JH: We are really an excellent university with great faculty and really high-level students. And I think we consciously went about creating that kind of vision for the university. So, that's really nice to see. And along with that came a lot of things like buildings that you had to have if you increased enrollment. And so we've had an incredible spur in the number and types of buildings we've put up on campus. I think we're leading the way in some of the technological innovations that are occurring in higher education. I think, as an institution, we're quite nimble. We take actions pretty fast and that's very unusual. And I think we've really raised the profile of Northern Arizona University in this state.
GF: On the other side...is there anything in particular you feel you might regret, or wish had been done differently during your presidency?

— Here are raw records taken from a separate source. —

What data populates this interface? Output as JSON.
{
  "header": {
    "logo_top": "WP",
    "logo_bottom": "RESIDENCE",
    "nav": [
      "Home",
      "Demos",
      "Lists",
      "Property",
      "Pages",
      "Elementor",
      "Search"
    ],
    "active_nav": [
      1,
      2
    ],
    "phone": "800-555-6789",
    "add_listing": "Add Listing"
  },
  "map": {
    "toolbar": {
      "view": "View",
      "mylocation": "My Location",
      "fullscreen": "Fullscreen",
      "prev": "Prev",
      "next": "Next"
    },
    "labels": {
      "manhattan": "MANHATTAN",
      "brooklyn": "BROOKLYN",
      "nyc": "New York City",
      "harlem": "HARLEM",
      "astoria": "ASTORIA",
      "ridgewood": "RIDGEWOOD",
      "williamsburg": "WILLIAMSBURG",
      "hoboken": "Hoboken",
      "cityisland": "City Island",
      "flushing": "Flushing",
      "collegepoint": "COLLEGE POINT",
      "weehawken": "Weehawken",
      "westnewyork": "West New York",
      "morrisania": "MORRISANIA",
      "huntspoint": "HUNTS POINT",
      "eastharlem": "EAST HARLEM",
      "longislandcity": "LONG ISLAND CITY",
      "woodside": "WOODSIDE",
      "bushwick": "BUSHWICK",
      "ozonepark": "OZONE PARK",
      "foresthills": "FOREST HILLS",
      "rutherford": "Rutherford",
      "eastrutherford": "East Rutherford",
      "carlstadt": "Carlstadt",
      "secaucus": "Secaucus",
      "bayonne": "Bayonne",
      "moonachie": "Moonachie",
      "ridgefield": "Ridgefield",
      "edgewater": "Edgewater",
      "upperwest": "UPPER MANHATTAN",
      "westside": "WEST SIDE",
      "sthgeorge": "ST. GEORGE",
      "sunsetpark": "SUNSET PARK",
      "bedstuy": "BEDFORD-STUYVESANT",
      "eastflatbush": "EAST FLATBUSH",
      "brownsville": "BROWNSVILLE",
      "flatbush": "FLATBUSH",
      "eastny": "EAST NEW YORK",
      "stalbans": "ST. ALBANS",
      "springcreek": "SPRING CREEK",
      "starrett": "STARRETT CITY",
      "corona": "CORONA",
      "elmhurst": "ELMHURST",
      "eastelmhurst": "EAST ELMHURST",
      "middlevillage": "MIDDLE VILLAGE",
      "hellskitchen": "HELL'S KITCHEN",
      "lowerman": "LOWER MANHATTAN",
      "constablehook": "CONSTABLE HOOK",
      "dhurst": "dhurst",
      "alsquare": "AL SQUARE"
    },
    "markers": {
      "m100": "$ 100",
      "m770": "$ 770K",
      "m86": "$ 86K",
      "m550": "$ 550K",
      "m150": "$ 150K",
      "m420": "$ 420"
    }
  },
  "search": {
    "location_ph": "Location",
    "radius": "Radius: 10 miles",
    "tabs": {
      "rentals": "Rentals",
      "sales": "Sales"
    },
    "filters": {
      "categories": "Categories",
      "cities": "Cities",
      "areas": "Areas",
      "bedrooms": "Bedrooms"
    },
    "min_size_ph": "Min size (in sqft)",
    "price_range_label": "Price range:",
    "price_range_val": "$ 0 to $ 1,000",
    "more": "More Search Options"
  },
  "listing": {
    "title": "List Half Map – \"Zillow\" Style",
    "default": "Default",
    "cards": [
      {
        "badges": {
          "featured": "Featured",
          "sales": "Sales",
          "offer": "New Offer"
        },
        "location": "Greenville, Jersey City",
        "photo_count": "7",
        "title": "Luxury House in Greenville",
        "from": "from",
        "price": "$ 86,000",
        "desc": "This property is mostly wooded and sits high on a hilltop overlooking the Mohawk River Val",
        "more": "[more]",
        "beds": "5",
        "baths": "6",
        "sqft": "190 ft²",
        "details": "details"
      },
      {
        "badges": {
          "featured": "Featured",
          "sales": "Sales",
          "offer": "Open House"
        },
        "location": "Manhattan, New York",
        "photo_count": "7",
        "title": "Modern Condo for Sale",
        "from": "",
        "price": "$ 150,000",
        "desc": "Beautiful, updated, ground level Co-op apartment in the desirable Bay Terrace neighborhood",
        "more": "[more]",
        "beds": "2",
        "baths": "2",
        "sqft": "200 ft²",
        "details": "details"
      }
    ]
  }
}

JH: There are all sorts of things! You go back and say, 'I could have done better with this or that particular effort'. When I first came as provost, I was interviewed by The Lumberjack. And, at that time I said technology is going to overwhelm higher education. Here we are 13 years later...I should have pushed that much more aggressively. I wasn't sure that I was right in 2002 or 2003. I'm really sure now. And so I probably could have pushed that along much, much faster.

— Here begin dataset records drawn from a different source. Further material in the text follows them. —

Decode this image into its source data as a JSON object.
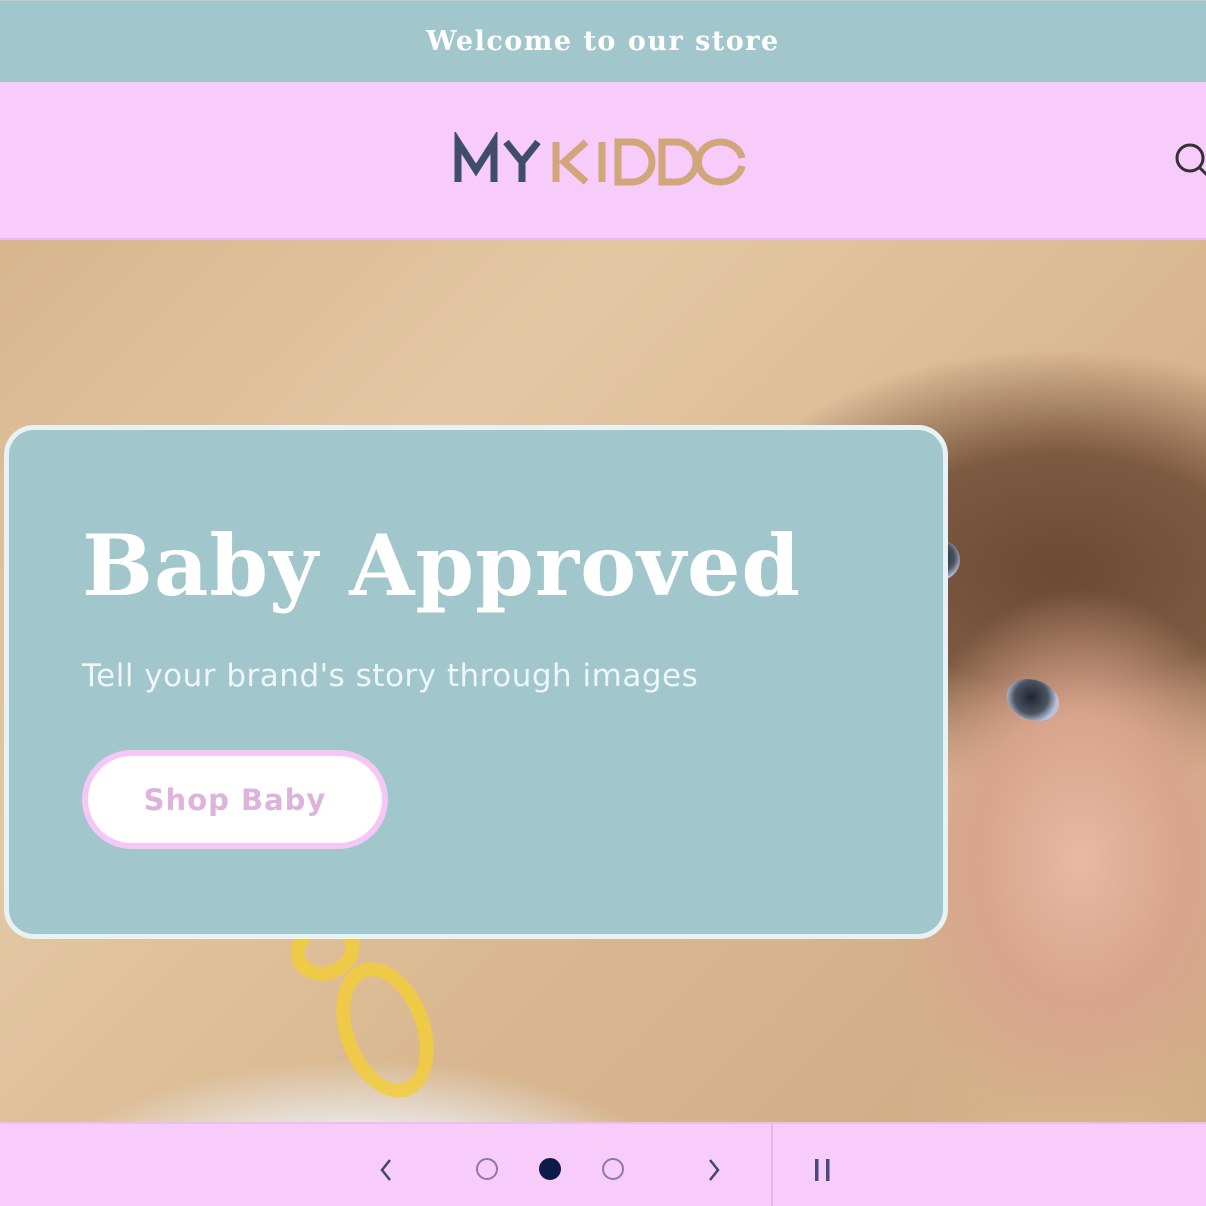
{
  "announcement": {
    "text": "Welcome to our store"
  },
  "header": {
    "logo": {
      "part1": "MY",
      "part2": "KIDDO",
      "part1_color": "#3f4d6b",
      "part2_color": "#d1a67a"
    },
    "search_icon": "search-icon"
  },
  "hero": {
    "slide": {
      "title": "Baby Approved",
      "subtitle": "Tell your brand's story through images",
      "button_label": "Shop Baby"
    }
  },
  "slider": {
    "prev_icon": "chevron-left-icon",
    "next_icon": "chevron-right-icon",
    "pause_icon": "pause-icon",
    "dots": [
      {
        "label": "Slide 1",
        "active": false
      },
      {
        "label": "Slide 2",
        "active": true
      },
      {
        "label": "Slide 3",
        "active": false
      }
    ],
    "current_slide": 2,
    "total_slides": 3
  },
  "colors": {
    "announcement_bg": "#a1c6cb",
    "header_bg": "#f7ccfa",
    "card_bg": "#a1c6cb",
    "button_text": "#ddb3dc",
    "active_dot": "#0d1b4b"
  }
}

GF: What do you see as the future of higher education? State funding? Tuition increases? Performance funding? What do you see the future of all that sort of melding together as it relates to NAU?

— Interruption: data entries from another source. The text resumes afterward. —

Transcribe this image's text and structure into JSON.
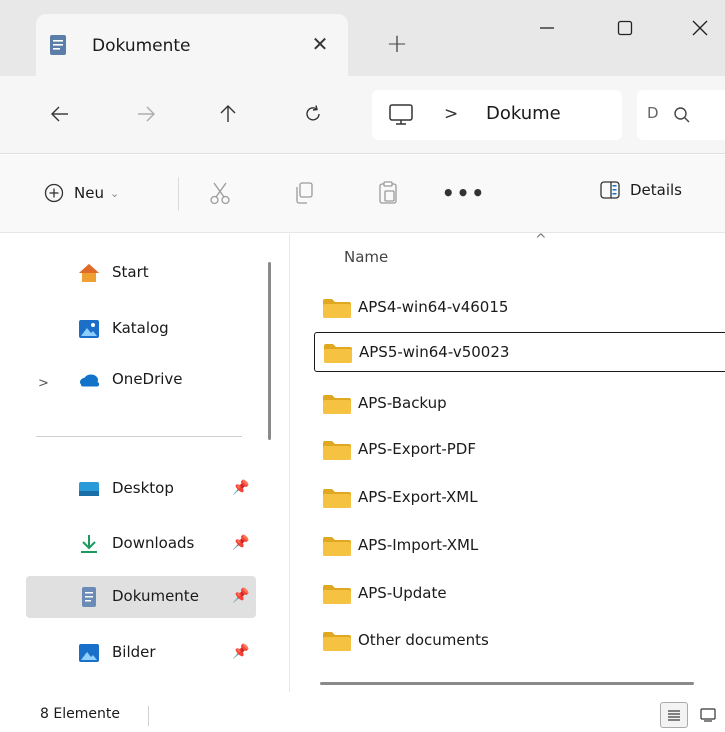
{
  "window": {
    "tab_title": "Dokumente",
    "tab_close_glyph": "✕",
    "new_tab_glyph": "+",
    "minimize_icon": "minimize-icon",
    "maximize_icon": "maximize-icon",
    "close_icon": "close-icon"
  },
  "address_bar": {
    "location_icon": "this-pc-icon",
    "separator": ">",
    "breadcrumb": "Dokume",
    "search_placeholder": "D"
  },
  "command_bar": {
    "new_label": "Neu",
    "new_chevron": "⌄",
    "more_label": "•••",
    "details_label": "Details"
  },
  "navigation": {
    "expander_glyph": ">",
    "pin_glyph": "📌",
    "items": [
      {
        "label": "Start",
        "icon": "home-icon"
      },
      {
        "label": "Katalog",
        "icon": "gallery-icon"
      },
      {
        "label": "OneDrive",
        "icon": "onedrive-icon"
      },
      {
        "label": "Desktop",
        "icon": "desktop-icon"
      },
      {
        "label": "Downloads",
        "icon": "download-icon"
      },
      {
        "label": "Dokumente",
        "icon": "documents-icon"
      },
      {
        "label": "Bilder",
        "icon": "pictures-icon"
      }
    ],
    "selected": "Dokumente"
  },
  "file_list": {
    "sort_glyph": "^",
    "column_name": "Name",
    "focused_item": "APS5-win64-v50023",
    "items": [
      "APS4-win64-v46015",
      "APS5-win64-v50023",
      "APS-Backup",
      "APS-Export-PDF",
      "APS-Export-XML",
      "APS-Import-XML",
      "APS-Update",
      "Other documents"
    ]
  },
  "status_bar": {
    "item_count": "8 Elemente"
  },
  "colors": {
    "folder_yellow": "#f5c242",
    "folder_dark": "#e0a820",
    "onedrive_blue": "#1273c8",
    "selection_gray": "#e0e0e0"
  }
}
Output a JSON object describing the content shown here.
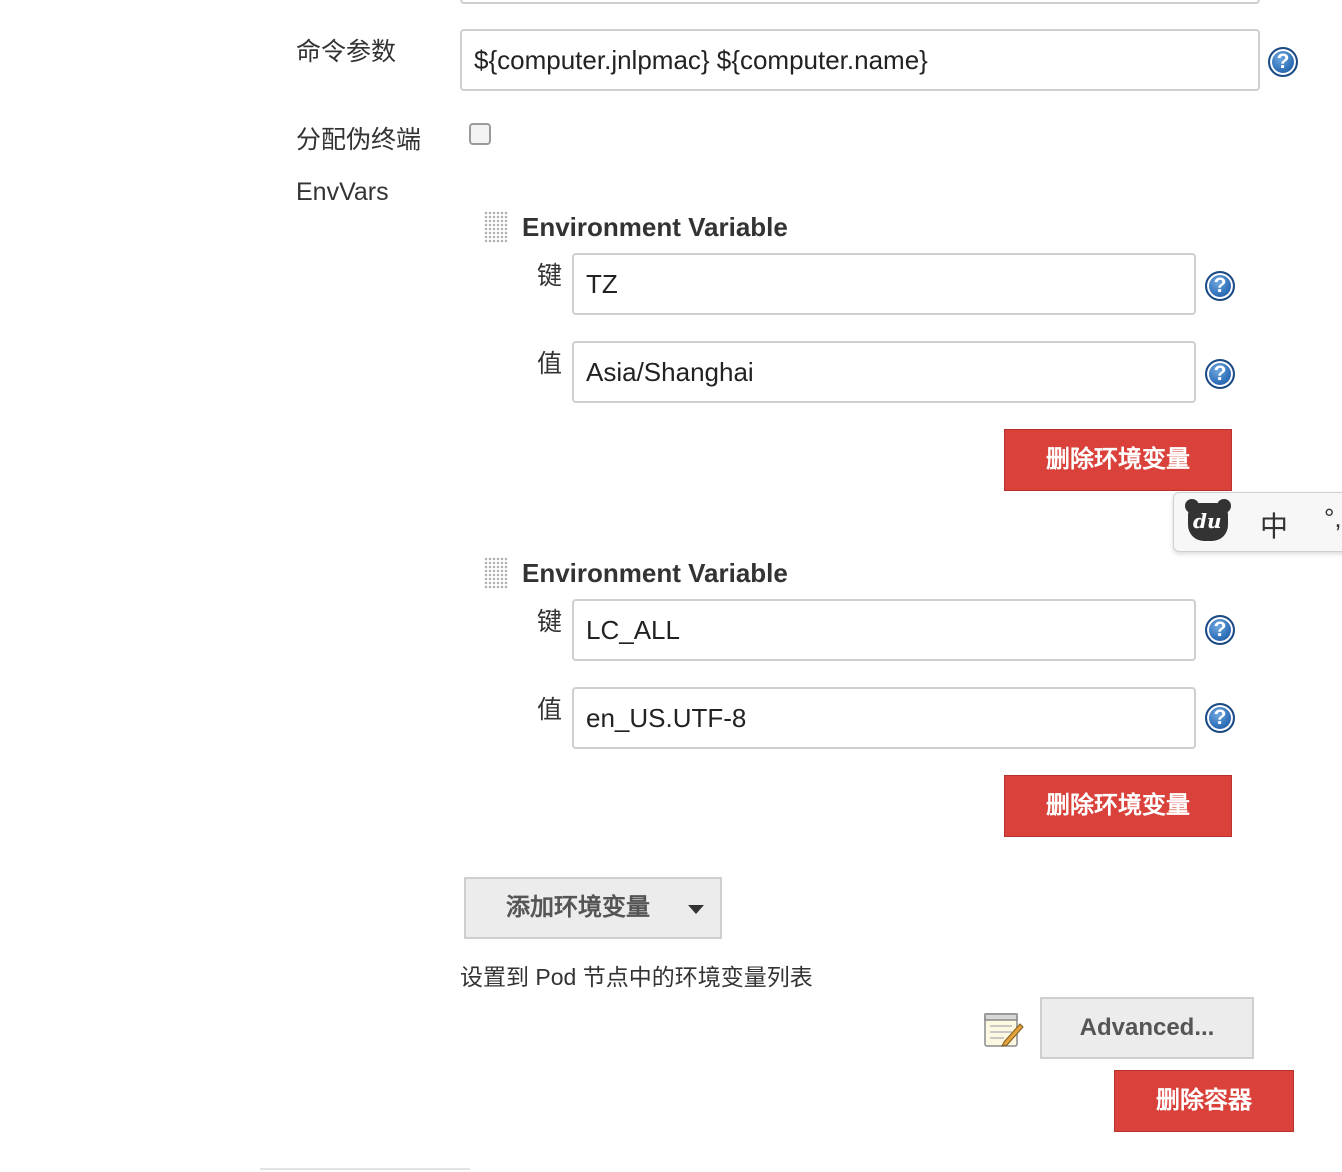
{
  "command_args": {
    "label": "命令参数",
    "value": "${computer.jnlpmac} ${computer.name}"
  },
  "alloc_tty": {
    "label": "分配伪终端",
    "checked": false
  },
  "envvars": {
    "label": "EnvVars",
    "items": [
      {
        "title": "Environment Variable",
        "key_label": "键",
        "key_value": "TZ",
        "value_label": "值",
        "value_value": "Asia/Shanghai",
        "delete_label": "删除环境变量"
      },
      {
        "title": "Environment Variable",
        "key_label": "键",
        "key_value": "LC_ALL",
        "value_label": "值",
        "value_value": "en_US.UTF-8",
        "delete_label": "删除环境变量"
      }
    ],
    "add_label": "添加环境变量",
    "description": "设置到 Pod 节点中的环境变量列表"
  },
  "advanced_label": "Advanced...",
  "delete_container_label": "删除容器",
  "help_glyph": "?",
  "ime": {
    "logo": "du",
    "mode": "中",
    "punct": "°,"
  },
  "colors": {
    "danger": "#d9413a",
    "help_blue": "#2b6cb5",
    "button_gray": "#ececec"
  }
}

JH: I think everybody on the campus really has to become fundamentally comfortable with the pace of change, and be willing to lead it, not wait for it. I think that in the future, because of the changing delivery system and the changing way students learn, there are some institutions that are not going to survive. There have been some institutions that have already closed in some states. And so you have to say, alright, we're really healthy right now. Financially, we have people watching our money very carefully. And so we have to make investments, always be making investments in the future. And so right now, we are making those investments. I have a President's Technology Fund: Faculty come to me with a great idea for improving their classroom, their course, their degree...they're going to get supported by the President's Office. And we're investing in personalized learning - that's competency-based education - it's likely the wave of the future. But, you know the one thing NAU can never lose is when the students come to us for undergraduate residential education, they want faculty, and they want them close. And so we have to somehow meld the technology with one of our core missions which is our relationship with students. One of the ways the university has thrived is because we became so much a part of the Flagstaff community. That wasn't always the case. But, we've thrived based on partnerships. We wouldn't have a conference center if it wasn't for the city of Flagstaff. We wouldn't have T-Gen North. Our partnerships with the Flagstaff Medical Center are absolutely critical to what we do. The Flagstaff Unified School District. So, this notion that universities stand, kind of, alone is passe'. If we didn't have those partners, we wouldn't have been successful.